Il caso giudiziario arriva nel momento peggiore per il Carroccio, tramortito dall’uscita repentina dal governo e ora isolato sulla scena politica, diviso sempre più chiaramente al vertice (tra “maroniani” e il cosiddetto “cerchio magico” che gestisce un Bossi ridotto al lumicino), ma anche abbastanza scollato tra base e vertice.
Crisi di prospetiva politica e “crisi morale” si sommano improvvisamente.

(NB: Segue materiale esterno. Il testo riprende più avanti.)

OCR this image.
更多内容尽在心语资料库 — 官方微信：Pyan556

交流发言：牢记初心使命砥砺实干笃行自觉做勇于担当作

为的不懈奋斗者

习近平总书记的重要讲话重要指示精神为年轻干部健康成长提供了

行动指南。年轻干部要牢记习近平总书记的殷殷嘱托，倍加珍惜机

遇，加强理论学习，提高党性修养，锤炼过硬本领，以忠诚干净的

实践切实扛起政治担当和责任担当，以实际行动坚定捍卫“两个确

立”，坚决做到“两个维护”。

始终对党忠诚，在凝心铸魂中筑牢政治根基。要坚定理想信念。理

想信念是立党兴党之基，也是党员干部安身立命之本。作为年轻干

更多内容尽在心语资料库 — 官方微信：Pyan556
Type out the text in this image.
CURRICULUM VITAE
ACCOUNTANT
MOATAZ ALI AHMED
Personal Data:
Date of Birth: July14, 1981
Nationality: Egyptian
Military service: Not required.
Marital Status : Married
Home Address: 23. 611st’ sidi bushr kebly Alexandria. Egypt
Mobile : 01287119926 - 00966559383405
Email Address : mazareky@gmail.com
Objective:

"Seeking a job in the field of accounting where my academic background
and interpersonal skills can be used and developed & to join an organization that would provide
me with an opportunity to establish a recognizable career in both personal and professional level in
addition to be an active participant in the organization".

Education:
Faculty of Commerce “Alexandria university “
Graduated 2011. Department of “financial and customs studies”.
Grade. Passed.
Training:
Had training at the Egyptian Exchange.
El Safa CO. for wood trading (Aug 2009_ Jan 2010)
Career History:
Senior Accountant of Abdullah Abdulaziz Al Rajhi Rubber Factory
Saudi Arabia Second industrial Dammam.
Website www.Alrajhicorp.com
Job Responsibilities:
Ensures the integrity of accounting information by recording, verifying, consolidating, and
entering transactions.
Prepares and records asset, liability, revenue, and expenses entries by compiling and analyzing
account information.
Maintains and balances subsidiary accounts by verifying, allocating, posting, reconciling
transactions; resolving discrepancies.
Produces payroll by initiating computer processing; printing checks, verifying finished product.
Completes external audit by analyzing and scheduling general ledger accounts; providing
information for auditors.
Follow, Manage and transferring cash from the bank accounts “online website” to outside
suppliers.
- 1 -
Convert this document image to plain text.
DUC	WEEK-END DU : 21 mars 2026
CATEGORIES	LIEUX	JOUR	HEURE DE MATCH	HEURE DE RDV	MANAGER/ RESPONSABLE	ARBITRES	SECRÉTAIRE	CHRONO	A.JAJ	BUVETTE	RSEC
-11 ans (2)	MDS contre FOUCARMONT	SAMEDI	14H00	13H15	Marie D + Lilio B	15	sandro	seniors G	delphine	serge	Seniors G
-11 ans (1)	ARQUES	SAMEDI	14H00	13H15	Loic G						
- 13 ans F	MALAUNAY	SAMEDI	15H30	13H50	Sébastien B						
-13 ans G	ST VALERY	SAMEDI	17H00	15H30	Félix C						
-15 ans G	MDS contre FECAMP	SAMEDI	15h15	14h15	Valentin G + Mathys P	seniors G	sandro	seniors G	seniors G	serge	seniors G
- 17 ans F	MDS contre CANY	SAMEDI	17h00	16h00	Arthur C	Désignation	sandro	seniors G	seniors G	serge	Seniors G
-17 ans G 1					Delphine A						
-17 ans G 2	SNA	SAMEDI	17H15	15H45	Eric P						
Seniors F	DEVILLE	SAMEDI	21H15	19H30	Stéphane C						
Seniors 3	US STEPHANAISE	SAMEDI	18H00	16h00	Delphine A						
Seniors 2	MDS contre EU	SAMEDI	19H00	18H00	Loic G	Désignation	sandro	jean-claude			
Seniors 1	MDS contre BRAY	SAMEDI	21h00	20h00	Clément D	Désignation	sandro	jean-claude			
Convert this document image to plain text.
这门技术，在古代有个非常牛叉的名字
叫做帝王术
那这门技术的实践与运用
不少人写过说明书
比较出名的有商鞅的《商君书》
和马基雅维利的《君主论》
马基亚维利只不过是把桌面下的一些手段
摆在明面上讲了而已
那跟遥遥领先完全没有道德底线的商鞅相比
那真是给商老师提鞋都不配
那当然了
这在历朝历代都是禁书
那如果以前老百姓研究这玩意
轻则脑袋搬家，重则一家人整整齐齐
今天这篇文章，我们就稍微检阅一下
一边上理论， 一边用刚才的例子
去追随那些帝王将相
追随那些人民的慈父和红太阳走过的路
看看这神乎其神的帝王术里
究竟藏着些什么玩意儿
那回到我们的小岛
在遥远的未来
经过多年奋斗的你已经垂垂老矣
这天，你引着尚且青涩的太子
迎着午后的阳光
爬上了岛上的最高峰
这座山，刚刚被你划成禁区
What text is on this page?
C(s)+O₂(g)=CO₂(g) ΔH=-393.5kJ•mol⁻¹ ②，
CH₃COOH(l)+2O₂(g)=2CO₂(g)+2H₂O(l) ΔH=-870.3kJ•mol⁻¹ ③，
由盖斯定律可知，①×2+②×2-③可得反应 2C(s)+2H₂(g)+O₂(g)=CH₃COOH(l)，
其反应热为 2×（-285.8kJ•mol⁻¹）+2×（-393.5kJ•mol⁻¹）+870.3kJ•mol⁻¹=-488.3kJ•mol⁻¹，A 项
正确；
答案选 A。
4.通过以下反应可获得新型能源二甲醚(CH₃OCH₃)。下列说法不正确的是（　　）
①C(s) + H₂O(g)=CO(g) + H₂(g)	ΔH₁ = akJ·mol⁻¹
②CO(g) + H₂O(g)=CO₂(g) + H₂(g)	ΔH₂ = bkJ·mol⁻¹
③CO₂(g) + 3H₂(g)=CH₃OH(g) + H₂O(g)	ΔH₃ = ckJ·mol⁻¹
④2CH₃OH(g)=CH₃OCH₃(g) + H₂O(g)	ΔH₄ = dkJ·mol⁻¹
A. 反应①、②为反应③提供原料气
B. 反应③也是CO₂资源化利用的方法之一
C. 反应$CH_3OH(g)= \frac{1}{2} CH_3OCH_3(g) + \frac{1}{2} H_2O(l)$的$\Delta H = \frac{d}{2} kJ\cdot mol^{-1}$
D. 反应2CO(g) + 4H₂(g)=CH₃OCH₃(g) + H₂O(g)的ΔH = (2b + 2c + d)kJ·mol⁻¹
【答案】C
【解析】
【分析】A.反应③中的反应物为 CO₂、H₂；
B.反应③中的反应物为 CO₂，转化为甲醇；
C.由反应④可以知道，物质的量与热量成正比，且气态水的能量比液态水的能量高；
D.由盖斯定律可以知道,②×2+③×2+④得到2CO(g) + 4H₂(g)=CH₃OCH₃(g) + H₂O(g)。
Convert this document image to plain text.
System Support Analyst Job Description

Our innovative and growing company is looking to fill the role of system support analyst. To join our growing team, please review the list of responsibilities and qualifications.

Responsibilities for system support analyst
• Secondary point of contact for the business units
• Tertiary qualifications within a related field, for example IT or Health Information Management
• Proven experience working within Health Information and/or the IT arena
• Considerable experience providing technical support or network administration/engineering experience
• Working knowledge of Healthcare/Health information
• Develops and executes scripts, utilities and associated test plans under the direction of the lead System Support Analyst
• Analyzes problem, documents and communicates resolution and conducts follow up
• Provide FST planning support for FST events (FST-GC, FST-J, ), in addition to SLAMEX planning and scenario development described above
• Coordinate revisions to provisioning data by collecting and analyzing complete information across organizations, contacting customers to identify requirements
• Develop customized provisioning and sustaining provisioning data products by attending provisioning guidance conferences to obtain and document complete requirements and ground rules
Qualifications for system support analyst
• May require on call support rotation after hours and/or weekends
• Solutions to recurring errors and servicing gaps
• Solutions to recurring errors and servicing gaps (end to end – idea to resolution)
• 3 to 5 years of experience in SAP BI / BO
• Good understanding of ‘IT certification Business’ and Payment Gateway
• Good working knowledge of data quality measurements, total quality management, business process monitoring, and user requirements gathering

E diventano quasi ingestibili per un partito con una cultura politica troppo semplificata – i “ladroni” erano sempre e solo gli altri, “quelli di Roma” – per poter sfoderare argomenti credibili.
Lo stato delle cose in uno dei tanti articoli usciti in questi giorni.
Il Carroccio col vizietto del capannoneGiovanni Facchinetti MILANO
MILANO
La base leghista, che anche ieri mandava messaggi di solidarietà al suo «grande» Davide Boni, è ancora pronta a giurare che il presidente del consiglio regionale lombardo sia «vittima di una campagna d’odio mediatico-politica». Ma le parole dei pubblici ministeri, con il condizionale d’obbligo, dicono invece che dalle indagini per il giro di tangenti che coinvolge Boni «emergerebbe un sistema Pdl-Lega». Sistema che lega l’inchiesta a carico dell’esponente del Carroccio a quella che portò all’arresto dell’altro membro dell’ufficio di presidenza del consiglio regionale lombardo, il pidiellino Franco Nicoli Cristiani.
In pratica secondo i pm Lega e Pdl, politicamente alleati, erano complici di un sistema illegale che dall’alto della giunta di Roberto Formigoni diramava i suoi tentacoli in tutto il territorio lombardo. Del resto non è l’iscrizione nel registro degli indagati di Boni a sancire la fine della «diversità dagli altri partiti» della Lega.
La storia del Carroccio è puntellata da episodi che, già da anni, dimostrano che la Lega, al netto delle parole urlate per acchiappare consensi, ha fatto proprie le ambizioni della vecchia politica: l’utilizzo spregiudicato dei posti di potere, sistematicamente occupati.
A Cassano d’Adda, il paese che con l’inchiesta sul suo Pgt ha fatto saltare il tappo, uno dei protagonisti della locale tangentopoli è Marco Paoletti, assessore leghista in paese e consigliere provinciale a Milano. In provincia di Brescia, a Castel Mella, lo scorso anno furono arrestati l’assessore leghista ai lavori pubblici e il capo dell’ufficio tecnico, a sua volta assessore del Carroccio nel vicino comune di Rodengo Saiano. I reati contestati riguardavano delle irregolarità nella concessione di permessi per la costruzione di centri commerciali. Perché è nel settore urbanistico e del territorio che il sistema agisce. Non è un caso che Boni è stato, nella precedente giunta regionale, assessore all’urbanistica, e che i reati che gli vengono contestati riguardano proprio quegli anni.
Come riguardano l’urbanistica altri avvenimenti che, anche se non hanno portato all’iscrizione nel registro degli indagati esponenti del Carroccio, dimostrano la loro complicità. Nella Brianza dei capannoni in due comuni simbolo come Desio e Giussano, gli esponenti locali del Carroccio furono convinti a non opporsi a mega progetti di centri commerciali voluti dal Pdl. A occuparsi di questo compito, il consigliere regionale Massimiliano Romeo, nominato nelle intercettazioni di Massimo Ponzoni, Pdl, anche lui ex assessore formigoniano, finito in manette qualche tempo fa, definito «quello che sta convincendo la Lega a dare il via libera al progetto». A Bolgarello, in provincia di Pavia, grande sponsor della costruzione di un mega centro commerciale è stato Angelo Ciocca, consigliere regionale lombardo. Anche in questo caso non indagato, ma nell’inchiesta «Infinito», quella sulla ‘ndrangheta al Nord, ci sono intercettazioni che lo dipingono vicino al direttore dell’Asl pavese Chiriaco, a sua volta vicino ai boss della locale della ndrangheta. E ancora, a Monza, il sindaco leghista Marco Mariani proprio in questi giorni sta facendo fare un tour de force ai suoi consiglieri per approvare in tempi utili la variante del Pgt che permetterà la cementificazione di un’area verde del territorio comunale, la «Cascinazza». Guarda caso, di proprietà di società riconducibili, come scatole cinesi, a Paolo Berlusconi.
A tutto questo si aggiunga che due attuali assessori regionali leghisti, Monica Rizzi e Daniele Belotti, sono indagati per vari reati. Chissà se qualcuno definirà ancora la Lega partito anti-sistema.